The South African Higher Education Community Engagement Forum, launched in Durban earlier this month, aims to become the authoritative voice on how universities, their staff and students should interact with the communities they work and do research in.
The discussion group at the launch included representatives from the country’s 23 higher education institutions, as well as the independent Monash South Africa, a wholly owned subsidiary of Australian-based Monash University.
According to Mangosuthu University of Technology professor and steering committee member Allan Femi Lana, research has little relevance unless it is applied outside the boundaries of academia to improve the communities within its influence.
By working with the Higher Education South Africa, the Council on Higher Education and its Higher Education Quality Committee, the forum hopes to play a role in enabling this.
The 1997 White Paper on the transformation of higher education states that community engagement — formerly known as outreach — is one of the primary purposes of university education.
With research and development and teaching and learning, community engagement is regarded as ”an integral and core part of South African higher education”. The paper urges institutions to ”demonstrate social responsibility and their commitment to the common good by making available expertise and infrastructure for community service programmes”.
Constitutionally, the forum is committed to promoting, supporting, monitoring, coordinating and consolidating community engagement within the country’s higher education institutions. This includes furthering community engagement to ensure the efforts are economically and socially sustainable.
University of the Western Cape professor Priscilla Daniels said the forum needs to recognise the milestones South Africa has already conquered in community engagement. But, it needs to apply available evidence and take cognisance of best practice to translate that work into tangible outcomes.
”There are vast amounts of innovation not being shared and adjusting that balance means establishing a central access point across the institutions,” Daniels said.
University of the Free State representative and steering committee chairperson Kiepie Jaftha said community engagement should play an important role in higher education. But, learning from international experiences, the philosophy locally had to take cognisance of South Africa’s history and experiences.
”South Africa cannot import and impose a community engagement model in the same way as happened with outcomes-based education,” Jaftha said.
One of the forum’s goals is to set standards for community engagement and put pressure on institutions to build capacity and community service.
”This will develop areas of excellence within the communities rather than convert communities into laboratories,” Daniels said.
In assessing community engagement partnerships, University of Pretoria representative Gernia van Niekerk highlighted the importance of role players benefiting from the relationships founded.

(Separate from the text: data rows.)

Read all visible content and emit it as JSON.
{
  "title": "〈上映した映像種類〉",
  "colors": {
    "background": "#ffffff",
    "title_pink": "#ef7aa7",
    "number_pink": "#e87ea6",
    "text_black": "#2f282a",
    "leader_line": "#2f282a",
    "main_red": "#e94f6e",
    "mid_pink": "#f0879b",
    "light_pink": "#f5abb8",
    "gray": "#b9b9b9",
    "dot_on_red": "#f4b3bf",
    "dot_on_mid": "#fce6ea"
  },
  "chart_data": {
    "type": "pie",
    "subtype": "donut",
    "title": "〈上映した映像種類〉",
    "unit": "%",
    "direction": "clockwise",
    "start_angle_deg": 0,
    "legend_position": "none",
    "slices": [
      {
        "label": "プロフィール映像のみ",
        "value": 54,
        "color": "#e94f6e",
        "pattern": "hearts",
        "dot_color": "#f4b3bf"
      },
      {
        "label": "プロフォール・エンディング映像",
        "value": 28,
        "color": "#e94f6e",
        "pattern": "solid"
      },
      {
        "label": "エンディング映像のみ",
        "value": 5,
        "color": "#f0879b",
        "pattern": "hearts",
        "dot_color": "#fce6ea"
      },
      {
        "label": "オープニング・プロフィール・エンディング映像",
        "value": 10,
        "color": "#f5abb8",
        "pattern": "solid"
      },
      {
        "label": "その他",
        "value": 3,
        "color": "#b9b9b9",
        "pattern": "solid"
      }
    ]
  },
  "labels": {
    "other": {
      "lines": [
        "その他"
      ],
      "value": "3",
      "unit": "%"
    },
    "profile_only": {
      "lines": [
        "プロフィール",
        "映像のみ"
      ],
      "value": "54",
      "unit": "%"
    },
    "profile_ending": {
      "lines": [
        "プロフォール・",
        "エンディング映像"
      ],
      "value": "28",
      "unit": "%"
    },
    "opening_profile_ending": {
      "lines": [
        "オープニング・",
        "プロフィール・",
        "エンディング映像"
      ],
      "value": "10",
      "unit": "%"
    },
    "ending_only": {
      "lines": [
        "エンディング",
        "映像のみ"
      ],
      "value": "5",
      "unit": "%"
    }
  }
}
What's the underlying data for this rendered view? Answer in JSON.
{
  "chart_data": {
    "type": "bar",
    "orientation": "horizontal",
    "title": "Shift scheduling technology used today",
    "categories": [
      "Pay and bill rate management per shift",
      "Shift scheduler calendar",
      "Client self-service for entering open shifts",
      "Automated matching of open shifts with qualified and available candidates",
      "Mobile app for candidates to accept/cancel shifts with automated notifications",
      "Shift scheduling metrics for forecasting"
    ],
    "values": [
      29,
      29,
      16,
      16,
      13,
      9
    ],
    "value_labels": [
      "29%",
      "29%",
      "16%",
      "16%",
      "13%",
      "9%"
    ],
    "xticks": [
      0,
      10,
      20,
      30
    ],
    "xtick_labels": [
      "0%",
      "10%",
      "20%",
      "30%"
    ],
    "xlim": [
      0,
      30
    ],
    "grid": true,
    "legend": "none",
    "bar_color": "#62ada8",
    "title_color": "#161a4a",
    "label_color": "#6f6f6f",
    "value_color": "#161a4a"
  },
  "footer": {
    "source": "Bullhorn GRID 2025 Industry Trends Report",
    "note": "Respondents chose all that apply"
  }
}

A mind-set shift that incorporates the traditional role players — universities, companies and NGOs — should embrace the community so that it is not viewed as a separate entity. ”For everyone to get something out of it, relationships have to be integrated and unilaterally beneficial,” Van Niekerk said.
Forum representatives were concerned about the demands put on volunteer students and staff members who were working towards enabling community engagement. University of Stellenbosch representative Michelle Pietersen proposed developing service-level agreements to recognise the hard work of volunteers.
Although the forum met for three days, members failed to finalise the constitution, rejected the proposed logo and were unable to decide on the number and geographic spread of the executive committee. The delegates hope to conclude these issues within a month.